First let’s prep our destination directory, and populate it like a good little cross compiler:
rm -rf /usr/local/i586-linux2
mkdir -p /usr/local/i586-linux2/i586-linux/include
(cd /usr/include;tar -cf - .)|(cd /usr/local/i586-linux2/i586-linux/include;tar -xf -)
mkdir -p /usr/local/i586-linux2/lib/gcc-lib/i586-linux/2.7.2.3/
cp /usr/lib/crt*.o /usr/local/i586-linux2/lib/gcc-lib/i586-linux/2.7.2.3/
mkdir -p /usr/local/i586-linux2/i586-linux/lib
cp /usr/lib/*.a /usr/local/i586-linux2/i586-linux/lib
With that out of the way, we can build the ‘patched’ binutils that was on the old OSKit archive, I used this binutils-990818-patched.tar.gz
./configure --target=i586-linux --prefix=/usr/local/i586-linux2
make install
Next I’m going to build GCC 2.7.2.3 as OSKit mentions to use 2.7 and I figured why not the last of the line? It seemed like a good idea to me.
./configure --target=i586-linux --prefix=/usr/local/i586-linux2
make LANGUAGES=c libgcc1.a
make LANGUAGES=c
make LANGUAGES=c install
Building is a little weird, as I build the libgcc1.a first, then ONLY the C language, then install that. OSKit is written in C, and I didn’t feel like even looking at dependencies for C++/ObjectiveC
Unix person, I’m not a great one, so a quick hack to get the new GCC onto the path:
PATH=/usr/local/i586-linux2/bin:/usr/local/i586-linux2/lib/gcc-lib/i586-linux/2.7.2.3:$PATH
export PATH
And now I can build stuff!… I then tar’d if up and copied it to my WSL instance, and now I can cross compile fine (a big plus of WSL2 is that you can install the 32bit support, and run old EXE’s! Take that Apple!)

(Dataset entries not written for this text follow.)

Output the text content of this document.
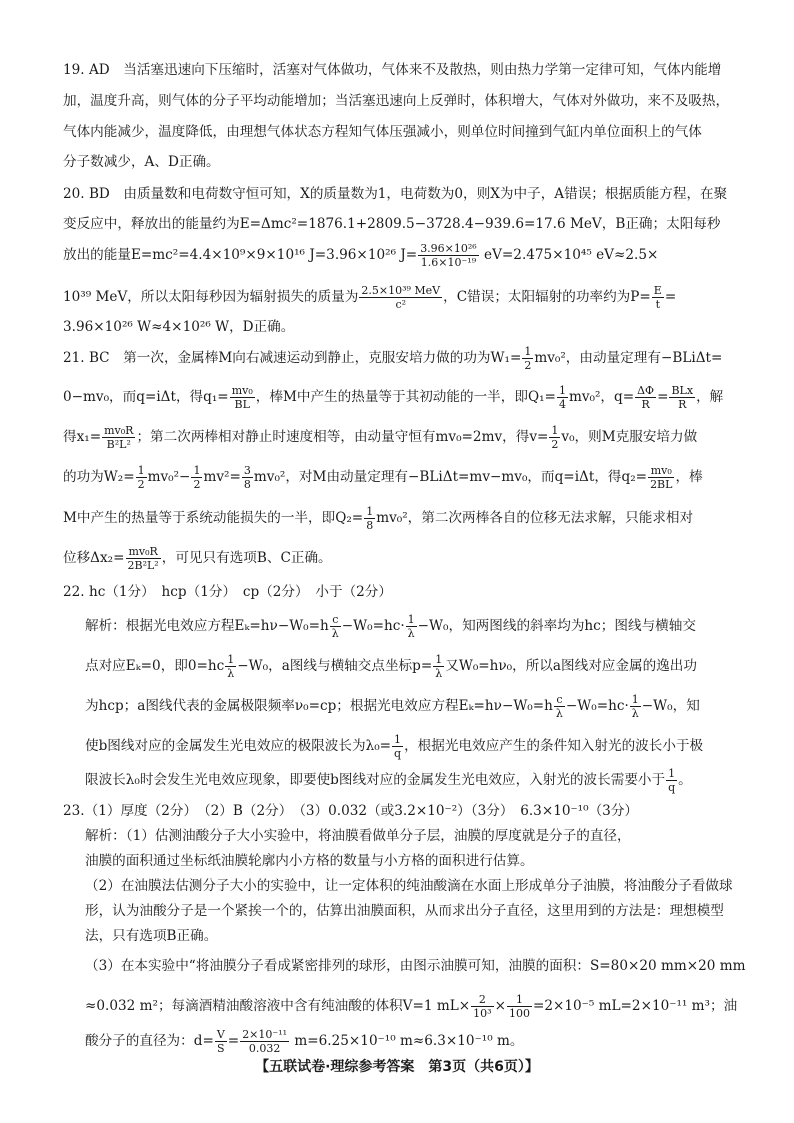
19. AD　当活塞迅速向下压缩时，活塞对气体做功，气体来不及散热，则由热力学第一定律可知，气体内能增
加，温度升高，则气体的分子平均动能增加；当活塞迅速向上反弹时，体积增大，气体对外做功，来不及吸热，
气体内能减少，温度降低，由理想气体状态方程知气体压强减小，则单位时间撞到气缸内单位面积上的气体
分子数减少，A、D正确。
20. BD　由质量数和电荷数守恒可知，X的质量数为1，电荷数为0，则X为中子，A错误；根据质能方程，在聚
变反应中，释放出的能量约为E=Δmc²=1876.1+2809.5−3728.4−939.6=17.6 MeV，B正确；太阳每秒
放出的能量E=mc²=4.4×10⁹×9×10¹⁶ J=3.96×10²⁶ $J= \frac{\text{3.96×10²⁶}}{\text{1.6×10⁻¹⁹}} eV=2.475\times 10^{45}$ eV≈2.5×
10³⁹ MeV，所以太阳每秒因为辐射损失的质量为 2.5×10³⁹ MeV
c²	，C错误；太阳辐射的功率约为$P= \frac{E}{t}$ =
3.96×10²⁶ W≈4×10²⁶ W，D正确。
21. BC　第一次，金属棒M向右减速运动到静止，克服安培力做的功为$W_1= \frac{1}{2} mv_0^2$，由动量定理有−BLiΔt=
0−mv₀，而q=iΔt，得$q_1= \frac{\text{mv₀}}{BL}$ ，棒M中产生的热量等于其初动能的一半，即$Q_1= \frac{1}{4} mv_0^2$，$q= \frac{\Delta\Phi}{R}$ = BLx
R ，解
得$x_1= \frac{\text{mv₀R}}{\text{B²L²}}$ ；第二次两棒相对静止时速度相等，由动量守恒有mv₀=2mv，得$v= \frac{1}{2} v_0$，则M克服安培力做
的功为$W_2= \frac{1}{2} mv_0^2- \frac{1}{2} mv^2= \frac{3}{8} mv_0^2$，对M由动量定理有−BLiΔt=mv−mv₀，而q=iΔt，得$q_2= \frac{\text{mv₀}}{2BL}$ ，棒
M中产生的热量等于系统动能损失的一半，即$Q_2= \frac{1}{8} mv_0^2$，第二次两棒各自的位移无法求解，只能求相对
位移$\Delta x_2= \frac{\text{mv₀R}}{\text{2B²L²}}$ ，可见只有选项B、C正确。
22. hc（1分）　hcp（1分）　cp（2分）　小于（2分）
解析：根据光电效应方程$E_k=h\nu-W_0=h \frac{c}{\lambda} -W_0=hc\cdot \frac{1}{\lambda} -W_0$，知两图线的斜率均为hc；图线与横轴交
点对应Eₖ=0，即$0=hc \frac{1}{\lambda} -W_0$，a图线与横轴交点坐标$p= \frac{1}{\lambda}$ 又W₀=hν₀，所以a图线对应金属的逸出功
为hcp；a图线代表的金属极限频率ν₀=cp；根据光电效应方程$E_k=h\nu-W_0=h \frac{c}{\lambda} -W_0=hc\cdot \frac{1}{\lambda} -W_0$，知
使b图线对应的金属发生光电效应的极限波长为$\lambda_0= \frac{1}{q}$ ，根据光电效应产生的条件知入射光的波长小于极
限波长λ₀时会发生光电效应现象，即要使b图线对应的金属发生光电效应，入射光的波长需要小于 $\frac{1}{q}$ 。
23.（1）厚度（2分）　（2）B（2分）　（3）0.032（或3.2×10⁻²）（3分）　6.3×10⁻¹⁰（3分）
解析：（1）估测油酸分子大小实验中，将油膜看做单分子层，油膜的厚度就是分子的直径，
油膜的面积通过坐标纸油膜轮廓内小方格的数量与小方格的面积进行估算。
（2）在油膜法估测分子大小的实验中，让一定体积的纯油酸滴在水面上形成单分子油膜，将油酸分子看做球
形，认为油酸分子是一个紧挨一个的，估算出油膜面积，从而求出分子直径，这里用到的方法是：理想模型
法，只有选项B正确。
（3）在本实验中“将油膜分子看成紧密排列的球形，由图示油膜可知，油膜的面积：S=80×20 mm×20 mm
≈0.032 m²；每滴酒精油酸溶液中含有纯油酸的体积V=1 $mL\times \frac{2}{\text{10³}} \times \frac{1}{100} =2\times 10^{-5}$ mL=2×10⁻¹¹ m³；油
酸分子的直径为：$d= \frac{V}{S} = \frac{\text{2×10⁻¹¹}}{0.032} m=6.25\times 10^{-10}$ m≈6.3×10⁻¹⁰ m。
【五联试卷·理综参考答案　第3页（共6页）】
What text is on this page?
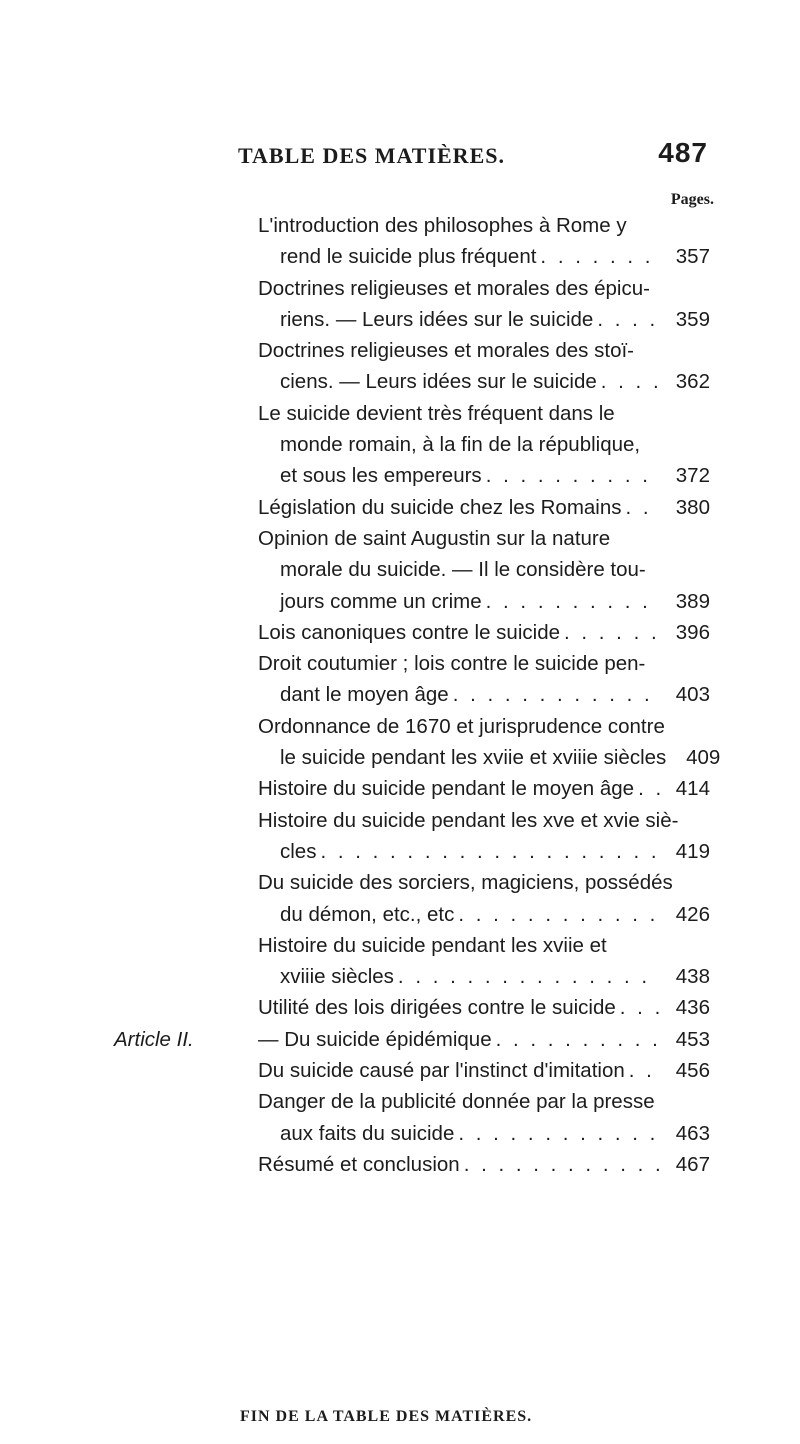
TABLE DES MATIÈRES.	487
Pages.
L'introduction des philosophes à Rome y
rend le suicide plus fréquent . . .	357
Doctrines religieuses et morales des épicu-
riens. — Leurs idées sur le suicide . . .	359
Doctrines religieuses et morales des stoï-
ciens. — Leurs idées sur le suicide . . .	362
Le suicide devient très fréquent dans le
monde romain, à la fin de la république,
et sous les empereurs . . .	372
Législation du suicide chez les Romains . . .	380
Opinion de saint Augustin sur la nature
morale du suicide. — Il le considère tou-
jours comme un crime . . .	389
Lois canoniques contre le suicide . . .	396
Droit coutumier ; lois contre le suicide pen-
dant le moyen âge . . .	403
Ordonnance de 1670 et jurisprudence contre
le suicide pendant les xviie et xviiie siècles . . . 409
Histoire du suicide pendant le moyen âge . . .	414
Histoire du suicide pendant les xve et xvie siè-
cles . . .	419
Du suicide des sorciers, magiciens, possédés
du démon, etc., etc . . .	426
Histoire du suicide pendant les xviie et
xviiie siècles . . .	438
Utilité des lois dirigées contre le suicide . . .	436
Article II.	— Du suicide épidémique . . .	453
Du suicide causé par l'instinct d'imitation . . .	456
Danger de la publicité donnée par la presse
aux faits du suicide . . .	463
Résumé et conclusion . . .	467
FIN DE LA TABLE DES MATIÈRES.
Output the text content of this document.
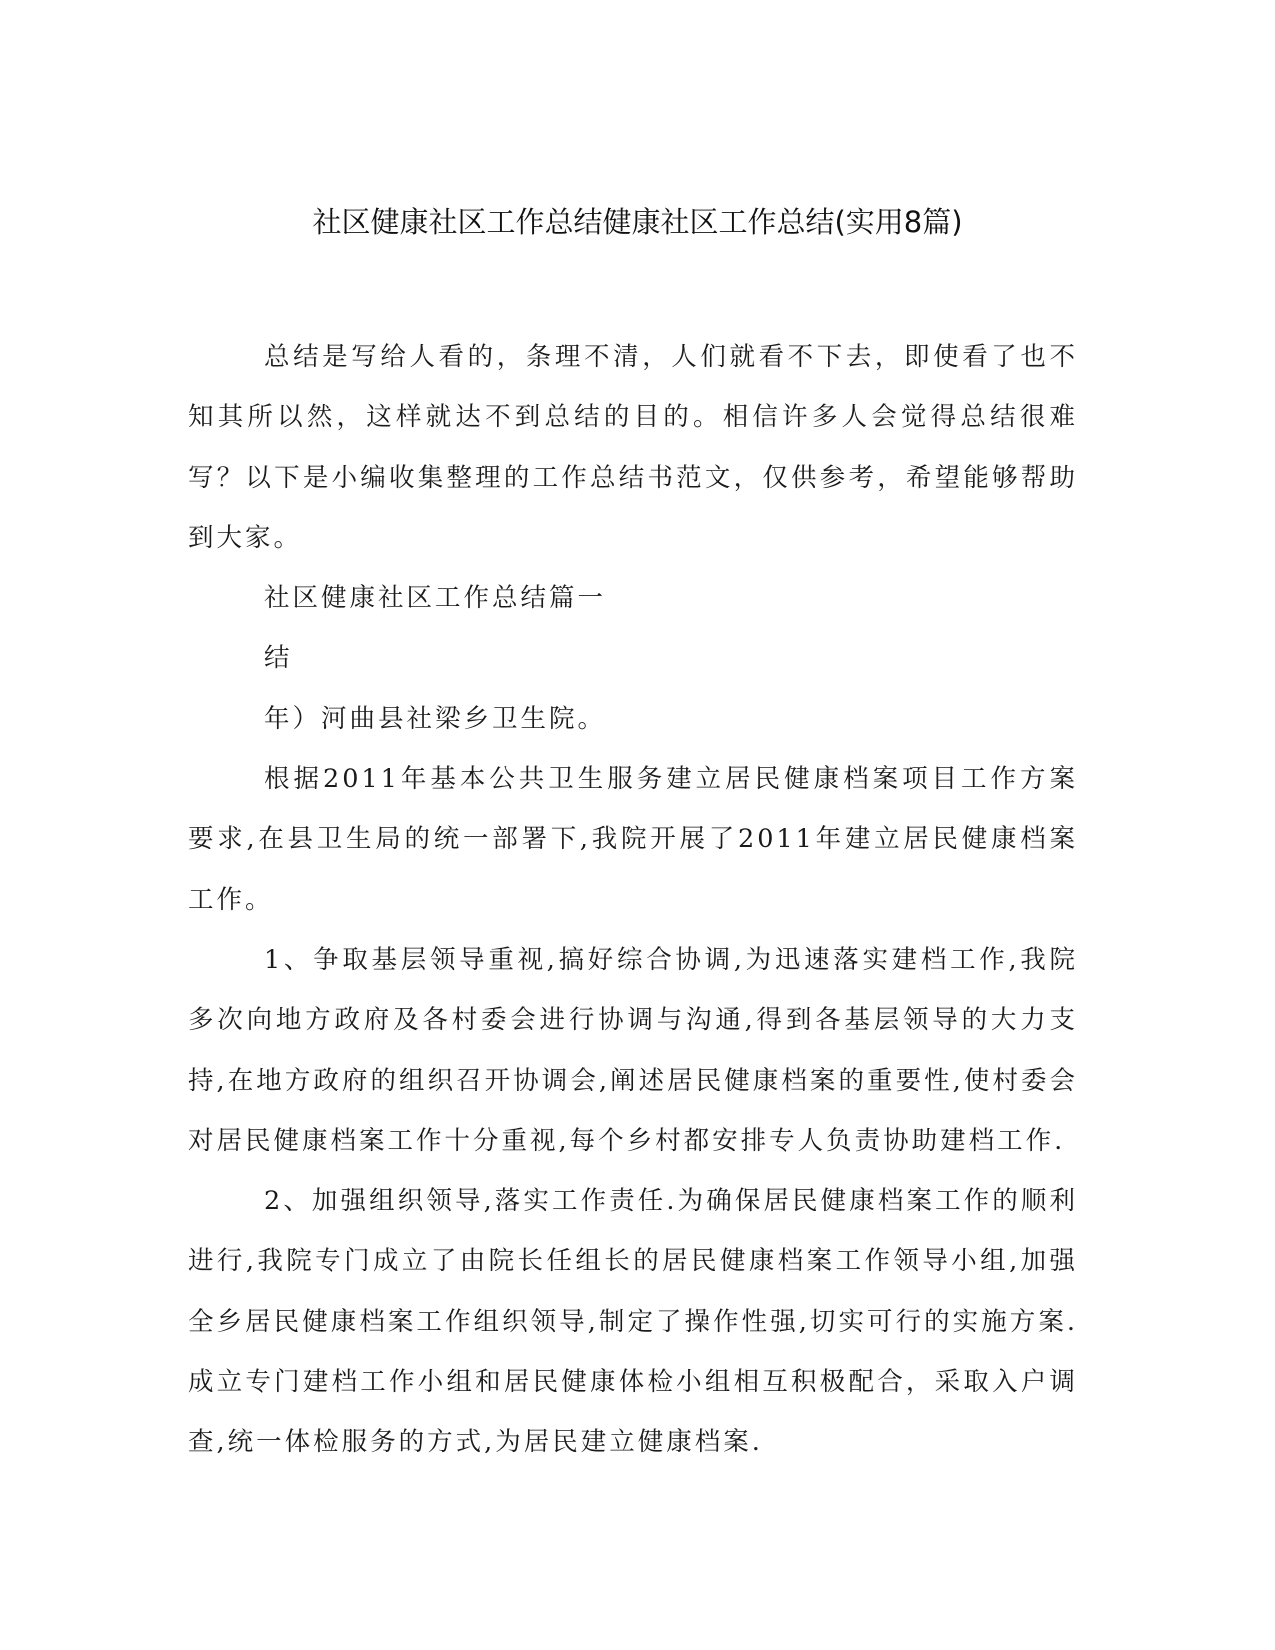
社区健康社区工作总结健康社区工作总结(实用8篇)

总结是写给人看的，条理不清，人们就看不下去，即使看了也不知其所以然，这样就达不到总结的目的。相信许多人会觉得总结很难写？以下是小编收集整理的工作总结书范文，仅供参考，希望能够帮助到大家。

社区健康社区工作总结篇一

结

年）河曲县社梁乡卫生院。

根据2011年基本公共卫生服务建立居民健康档案项目工作方案要求,在县卫生局的统一部署下,我院开展了2011年建立居民健康档案工作。

1、争取基层领导重视,搞好综合协调,为迅速落实建档工作,我院多次向地方政府及各村委会进行协调与沟通,得到各基层领导的大力支持,在地方政府的组织召开协调会,阐述居民健康档案的重要性,使村委会对居民健康档案工作十分重视,每个乡村都安排专人负责协助建档工作.

2、加强组织领导,落实工作责任.为确保居民健康档案工作的顺利进行,我院专门成立了由院长任组长的居民健康档案工作领导小组,加强全乡居民健康档案工作组织领导,制定了操作性强,切实可行的实施方案.成立专门建档工作小组和居民健康体检小组相互积极配合，采取入户调查,统一体检服务的方式,为居民建立健康档案.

Next up is OSKit, I’m using the last version from 2002, oskit-20020317.tar.gz.
Now it’s worth noting that a few things need to be edited, the ‘OSKit on UNIX’ thing won’t build cleanly and I didn’t investigate as Qemu is a thing now. So disable it in the modules.x86.pc file. Then run configure like this:
sh configure --host=i586-linux --prefix=/oskit --build=i586-linux --enable-modulefile=modules.x86.pc
Despite using the host, build or target setting it doesn’t pick up prefix of our cross compiler, so you have to manually edit Makeconf
Be sure to change the tool exports to look like this:
export CC = i586-linux-gcc
export LD = i586-linux-ld
export STRIP = i586-linux-strip
export AR = i586-linux-ar
export RANLIB = i586-linux-ranlib
export OBJCOPY = i586-linux-objcopy
export NM = i586-linux-nm
And finally remove -fno-strict-aliasing from OSKIT_FFLAGS, and now you can build!
The bonus is that it’ll build well under a minute on a modern machine.
As mentioned above you should now be able to take the hello world example kernel, and transform it to a multiboot, and boot it via grub.
Again this was such an exciting project I’d hate for it to just suddenly die in absolute obscurity. Maybe it’ll inspire others to try “assisted bare metal” programs, there was a DooM OS, among others in the era.